UM staff made refinements to the custom punctuation filter for large scale search, and ran tests only to discover the filter did not provide the performance boost anticipated. The punctuation filter has been set aside temporarily, but has potential for future implementation. Tests conducted by staff to compare response times for common-grams Solr indexes in various configurations resulted in a new emphasis being placed on the importance of a well-tuned list of common words. A new program that evaluates the total number of term occurrences for the most frequently occurring words in an index was created to aid in the selection of common words for this list. Additional details can be found on the HathiTrust Large Scale Search Blog (http://www.hathitrust.org/blogs/large-scale-search/). Four new posts were added to the blog in July.

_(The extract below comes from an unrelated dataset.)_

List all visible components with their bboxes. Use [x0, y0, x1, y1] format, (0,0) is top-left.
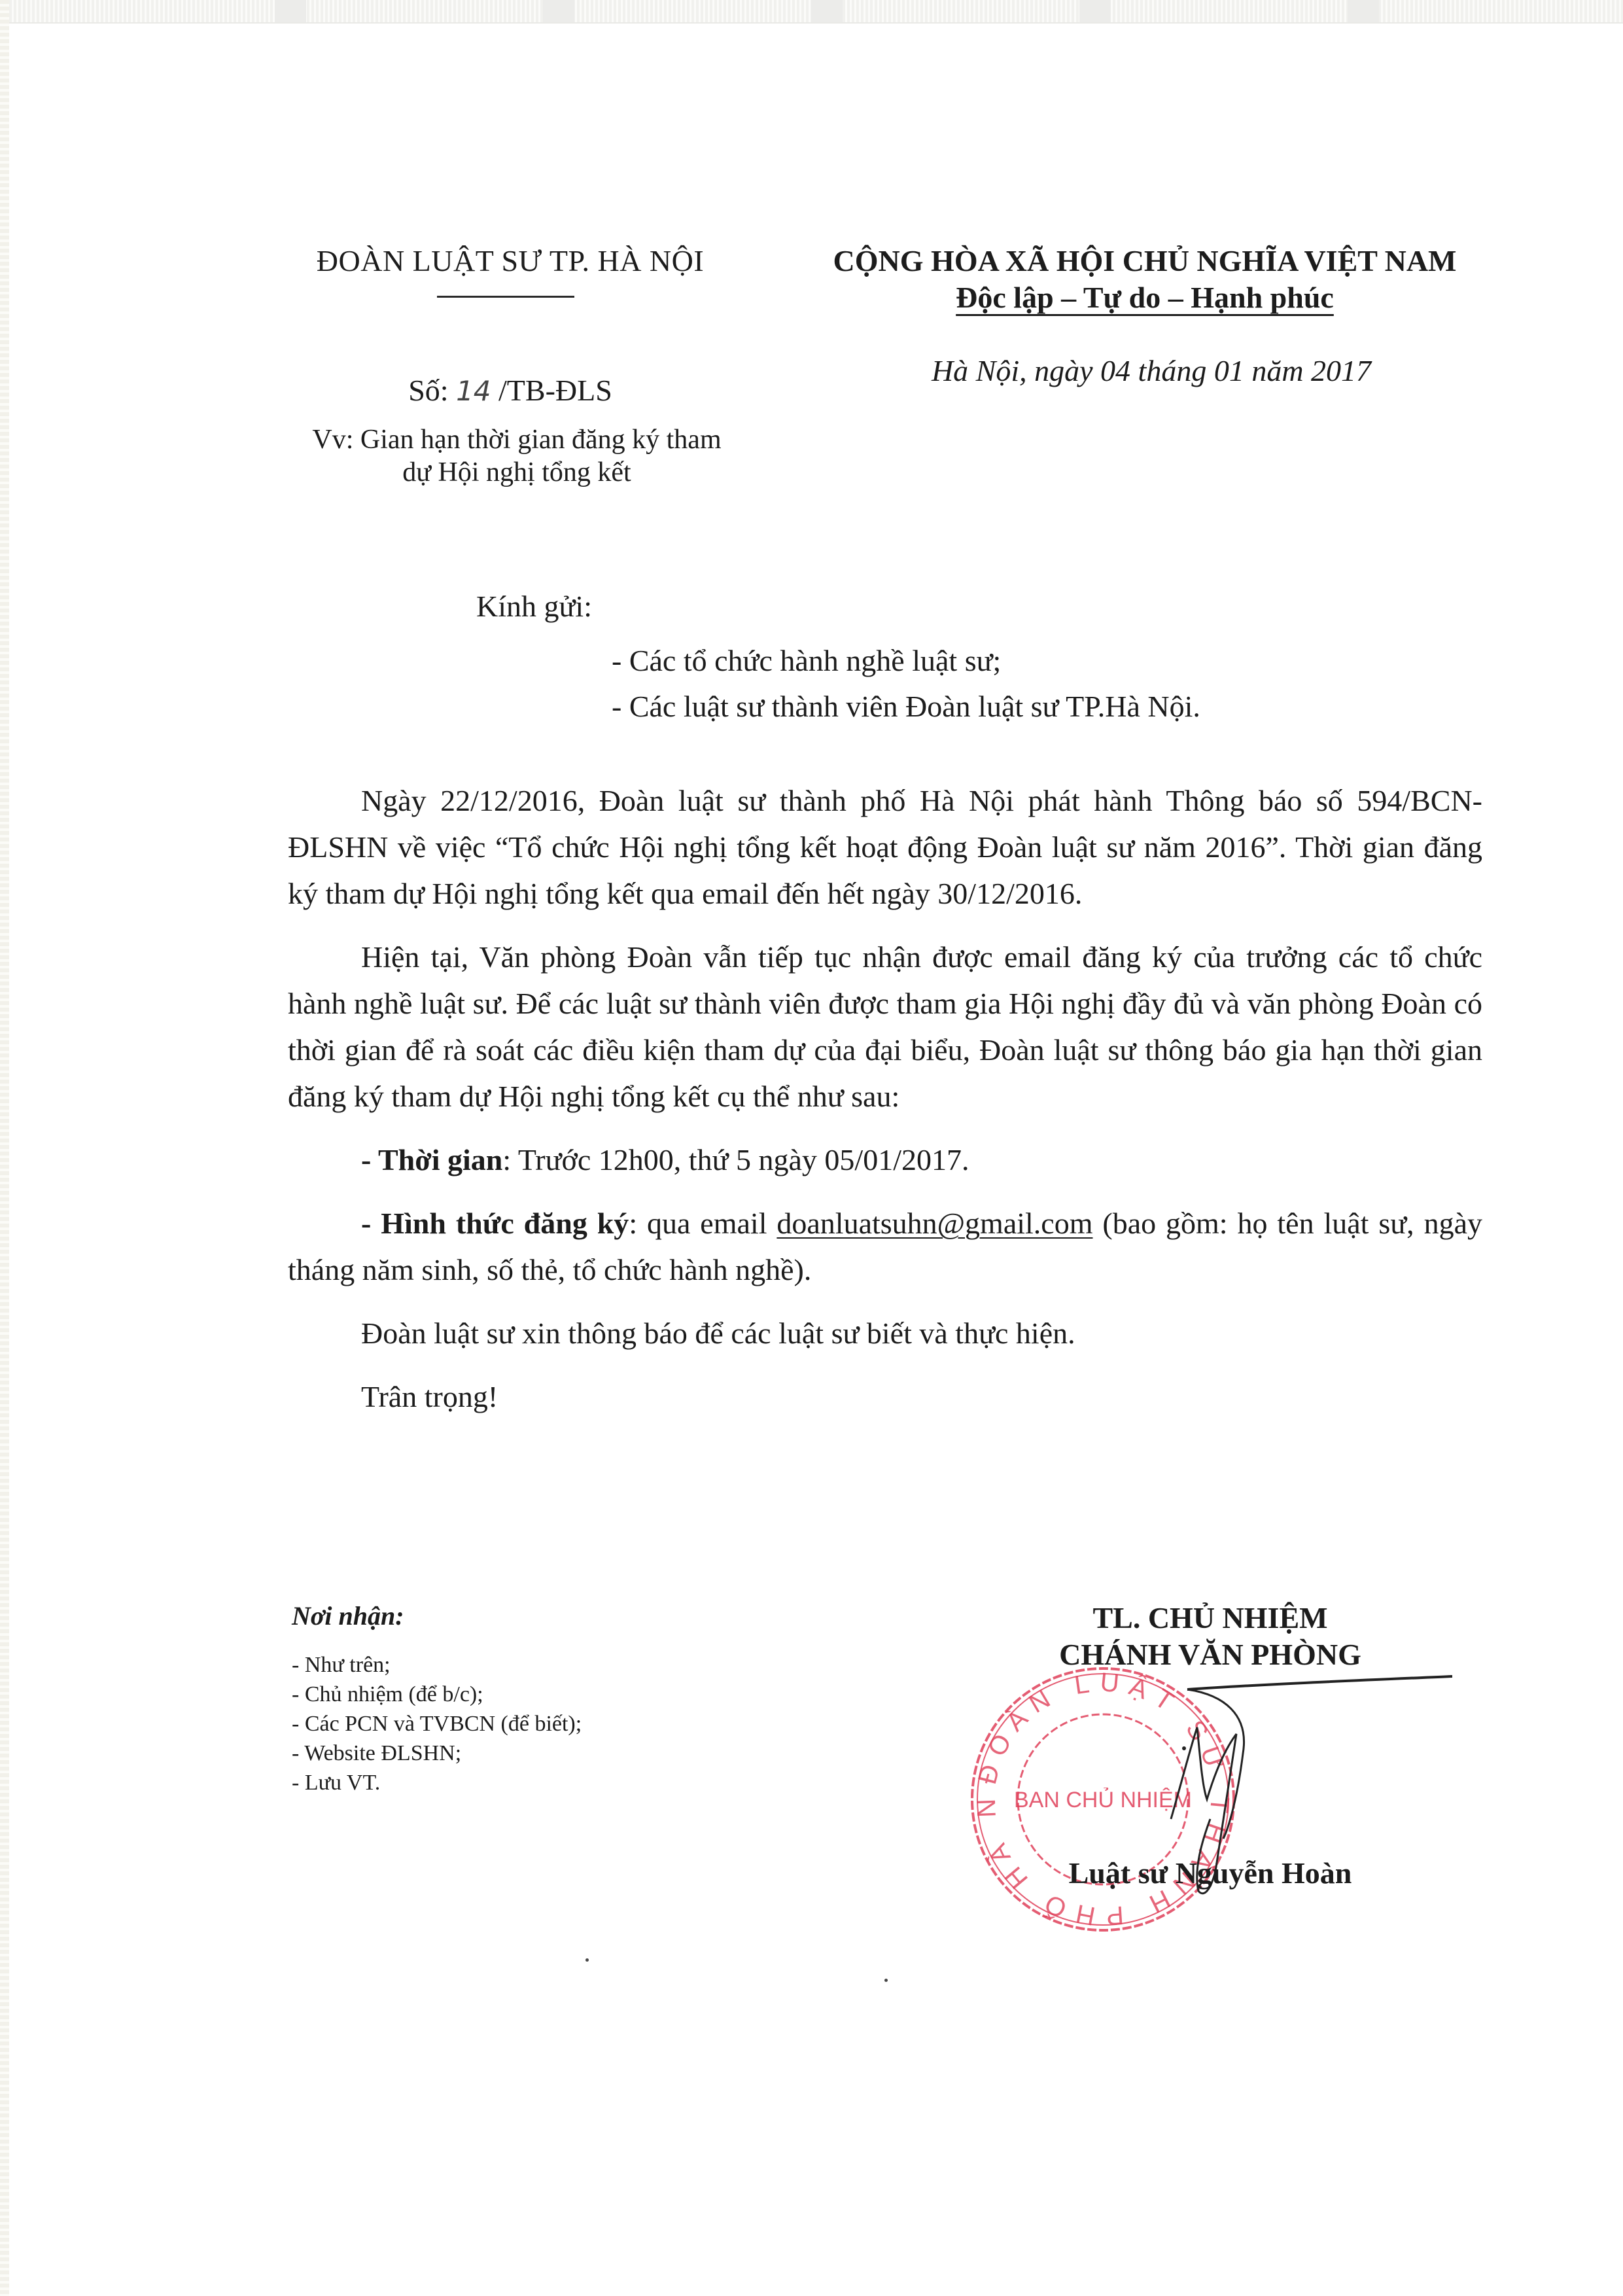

Ingest – Ingest was slowed in July by the discovery that Google was making volumes available for ingest that did not contain the required descriptive metadata. Google addressed the problem and ingest continued as normal after these volumes were re-ingested.
Data API – University of Michigan staff responded to feedback received from California Digital Library on the Data API and discussion of the API continued when CDL visited Michigan. Key issues that have arisen are security and determining how much functionality should be built into the baseline API.
Collection Builder – Michigan explored solutions for integrating Collection Builder functionality into the temporary HathiTrust Catalog. Planned improvements would allow users to save multiple items to a public or private collection directly from a search results or bibliographic record listing in the catalog.
Outages – At 8:15pm EDT, Wednesday, August 5th, an incident (that we are currently investigating) at the Indianapolis data center caused HathiTrust storage at that site to be unavailable for 1 hour and 15 minutes. During that time the entire Ann Arbor node of HathiTrust as well as web servers at the Indianapolis node continued to be available for users. Our current load balancing and failover strategy does not adequately account for this sort of partial failure. In the worst case, a user whose browser was directed to the Indianapolis site may have been unable to view books in the repository during the period from 8:15-9:30pm EDT. For most users, however, load balancing would have directed their browsers to the Ann Arbor site during this period. In the coming year, we will be replacing mechanisms that currently handle load balancing and failover, and will devote attention to developing a more nuanced failover strategy.
Number of volumes added:
|University of California||109,403||308,648|
|University of Michigan||187,903||3,070,274|
|University of Wisconsin||3,707||215,045|
- 47,028 public domain volumes were added in July, bringing the total number of public domain volumes to 581,336 (16% of the total content).
- Establish a collaborative development environment for the HathiTrust Page Turner.
- Test large scale search performance on new dedicated server hardware.
- Begin working with facets in large-scale search and continue testing performance variables including common-grams and punctuation.
- Work on enhancements to the HathiTrust interface, most likely in Collection Builder.
- Work to integrate Collection Builder functionality with the Catalog.
- Develop beta mobile interfaces for the Catalog and Page Turner to the point initial user testing can be conducted.